Понемногу, хотя и туго, знакомилась я с некоторыми из моих товарищей. Близко сошлась с одной немочкой, Ландезен, поступившей одновременно со мной. Мы скоро делаемся с ней неразлучны. Много толкуем об искусстве. Она годами старше меня, училась живописи в Берлине и работает лучше меня. Еще я познакомилась с очаровательной ученицей, тоже немкой, Шретер. Наружность святой Цецилии. Мы затеяли с ней по вечерам рисовать дома. К нам примкнуло несколько товарищей: мой старинный знакомый Андрюша Траншель, Сомов, Мартынова, скульптор Антокольский (родственник знаменитого), Сафронов, Быстренин и др. Позировали либо мы сами, либо наши родные и знакомые.
Теперь удивляешься, откуда бралось столько сил и энергии! Энтузиазм и молодость — великие вещи!
С приходом передвижников в академию их искусство с его характерными чертами еще ближе придвинулось к нам. Мы, молодежь, с нетерпением ждали ежегодной их выставки.
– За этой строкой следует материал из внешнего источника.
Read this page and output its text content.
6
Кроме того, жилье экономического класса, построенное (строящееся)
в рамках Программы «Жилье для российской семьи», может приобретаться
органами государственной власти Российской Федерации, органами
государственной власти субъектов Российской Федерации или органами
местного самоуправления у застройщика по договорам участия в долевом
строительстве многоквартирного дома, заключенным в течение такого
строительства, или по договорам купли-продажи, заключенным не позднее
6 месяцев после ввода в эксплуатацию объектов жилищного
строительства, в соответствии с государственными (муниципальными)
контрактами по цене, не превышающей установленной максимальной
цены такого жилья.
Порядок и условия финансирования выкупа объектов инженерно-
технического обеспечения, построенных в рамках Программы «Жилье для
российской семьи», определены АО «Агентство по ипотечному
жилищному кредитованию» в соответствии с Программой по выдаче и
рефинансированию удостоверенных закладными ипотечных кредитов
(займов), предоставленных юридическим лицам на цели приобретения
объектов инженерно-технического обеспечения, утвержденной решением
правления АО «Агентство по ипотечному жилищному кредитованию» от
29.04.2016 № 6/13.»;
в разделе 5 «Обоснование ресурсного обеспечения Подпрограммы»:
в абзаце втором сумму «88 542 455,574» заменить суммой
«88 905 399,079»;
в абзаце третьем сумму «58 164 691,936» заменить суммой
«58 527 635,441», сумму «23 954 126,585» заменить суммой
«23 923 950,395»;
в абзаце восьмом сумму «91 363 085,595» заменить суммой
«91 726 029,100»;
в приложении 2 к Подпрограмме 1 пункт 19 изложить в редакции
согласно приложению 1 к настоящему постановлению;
Открытие ее в те годы было событием в духовной жизни Петербурга. Между учащимися шли бесконечные о ней разговоры. Здесь я заметила, что самые строгие, беспощадные критики — это учащиеся, которые сами ничего еще не могут сделать. В минуты отдыха мы собирались между мольбертами и по косточкам разбирали каждого художника.
И после занятий оставались часто в классе и беседовали, спорили, советовались.
Это была та ступа, в которой толклись всевозможные мнения, впечатления, миросозерцания очень разных людей по характеру, образованию, сословию, но все объединенные общей любовью к искусству.
Итак, классическое направление ушло.
Темы, насильственно навязываемые конкурентам, тоже канули в вечность; темы на библейские и религиозные сюжеты, вроде «Удивленный Авель смотрит на своего родившегося первенца».
«Реализм! Реализм!» — провозглашали все.
«Что такое реализм?» — думали мы, разбирая его со всех сторон.
А идеализм? Идейность? Мешает она реализму? Мешает правде в искусстве? Сотни вопросов обступали нас.
Картина, написанная с натурщиков, но с известной идеей, реальна или идеальна? Ведь натура в этой картине аранжирована, что опущено, что подчеркнуто?..
Не уходя домой на перерыв между утренними занятиями и вечерними, я проводила время в выставочных залах. Там часто бывали выставки, и так уютно и хорошо сиделось на длинных, слегка выгнутых коричневых кожаных диванах.
И там тоже, втихомолку, мы вели оживленные беседы.
Очень много говорили о технике в искусстве. В академии никто нас не учил «ремеслу» живописи, именно ремеслу. Мы ничего не знали ни о красках, которыми работали, ни о холсте, об их особенностях, свойствах, об их приготовлении, о мазке, о лессировках, о поверхности живописи, о тысяче вещей, которые обязан знать художник. Приход передвижников в академию не принес нам этих знаний.
Они сами были несведущи в ремесле. Шли мы, как слепые щенки, ощупью; частью учились на практике, а частью — друг у друга. Иногда сторожа знакомили нас с грунтовкой и натяжкой холстов. Приготовляли нам какие-то лаки, эмульсии, мы обильно ими смазывали наши этюды с полуувядшими красками, особенно перед сдачей этюдов, что, конечно, не способствовало хорошему качеству живописи.
Траншель Генрих-Август-Иоганн (р. 1870) — живописец, учился в Академии художеств с 1892-го по 1900 год.
Антокольский Лев (Леон) Моисеевич (1872—1942) — живописец, а не скульптор, как ошибочно указывает автор. Племянник скульптора М.М. Антокольского. Учился в Академии художеств с 1897-го по 1901 год у И.Е. Репина. Антокольский Марк Матвеевич (1843—1902) — скульптор. С 1880-го — профессор Академии художеств.